Açıklamanın devamında şunlar kaydedildi:
“Sanatsal ifade özgürlüğünün önündeki engellemeler sadece yayın durdurma, para cezası gibi yöntemlerle karşımıza çıkmıyor. Örneğin; yıllardır tadilat var gerekçesiyle son dakika iptal edilen tiyatro oyunları, ‘kamu güvenliği’ gerekçe gösterilerek iptal edilen konserler, gösteriler, sergiler, şehirlere girmesi engellenen ekipler, bakanlık tarafından verilen desteklerin geri çekilmesi, gösterimi durdurulan belgeseller ve sinema filmleri, iptal edilen festivaller… Sansürün doğurduğu sonuçlar sadece performansların, eserlerin engellenmesi ile de bitmiyor! Ekipler hedef gösteriliyor, binlerce çalışan ücretlerini alamıyor ve iş kaybına uğruyor.
Artık yeter! Sansür, yasaklar ve engellemelerden dolayı nefes alamıyoruz!
Emek ve Meslek örgütleri olarak; sahnelerde, sinemalarda, ekranlarda, stüdyolarda her yerde ve her zaman sansürün karşısında olduk, olmaya da devam edeceğiz. Sansür normalleştirilemez. Sansürün ve sansürün yarattığı dolaylı sonuçlar karşısında tüm meslektaşlarımızı bir arada olmaya davet ediyoruz.
Yalnız değiliz, bu mücadeleyi hep birlikte vereceğiz.
Sanatsal ifade özgürlüğümüzün önündeki engeller kaldırılsın, sanatçı ve sanat emekçileri özgür kalsın.”
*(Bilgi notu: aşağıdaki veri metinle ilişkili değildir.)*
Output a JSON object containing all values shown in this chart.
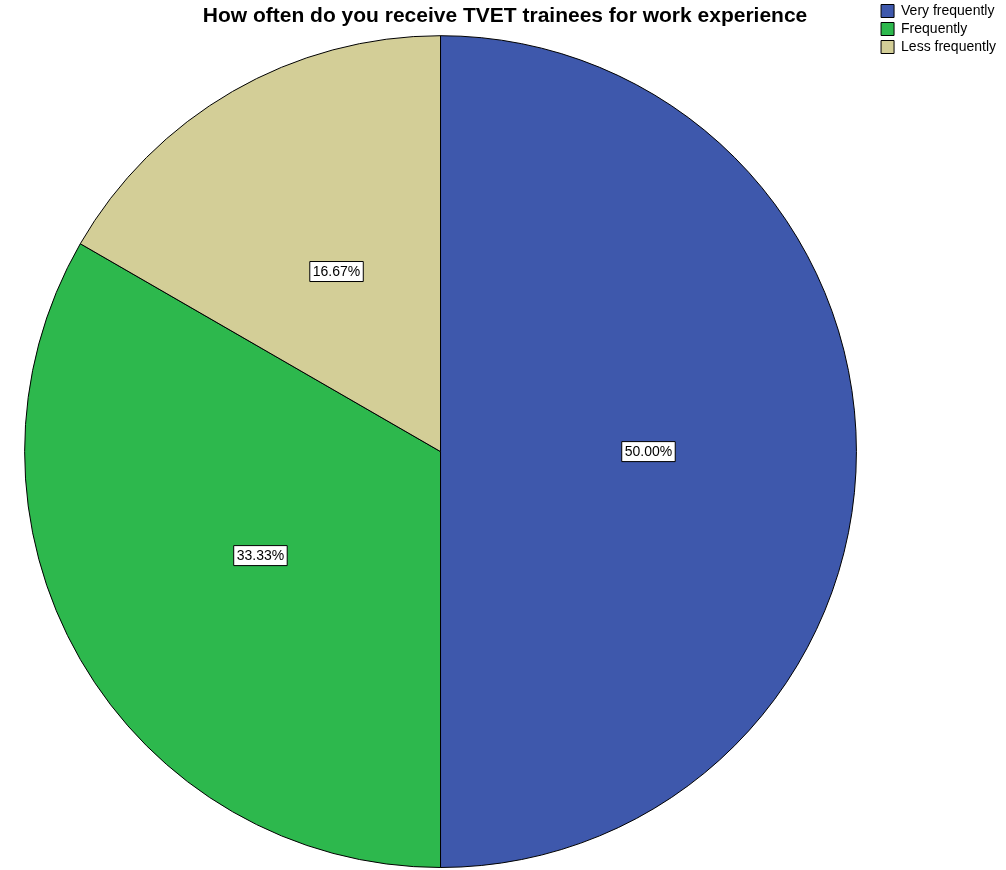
{
  "chart_data": {
    "type": "pie",
    "title": "How often do you receive TVET trainees for work experience",
    "categories": [
      "Very frequently",
      "Frequently",
      "Less frequently"
    ],
    "values": [
      50,
      33.33,
      16.67
    ],
    "colors": [
      "#3e58ac",
      "#2db84d",
      "#d3ce97"
    ],
    "value_labels": [
      "50.00%",
      "33.33%",
      "16.67%"
    ],
    "legend": "top right"
  }
}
Açıklamaya imza atan meslek örgütleri ve sendikalar şöyle:
Sendikalar:
Oyuncular Sendikası
Sinema Emekçileri Sendikası (DİSK SİNE-SEN)
Sinema Televizyon Sendikası
Meslek birlikleri:
BSB Sinema Eseri Sahipleri Meslek Birliği
Senaryo ve Diyalog Yazarı Eser Sahipleri Meslek Birliği (SENARİSTBİR)
Sinema Eseri Sahipleri Meslek Birliği (SİNEBİR)
Sinema Eseri Yapımcıları Meslek Birliği (SE-YAP)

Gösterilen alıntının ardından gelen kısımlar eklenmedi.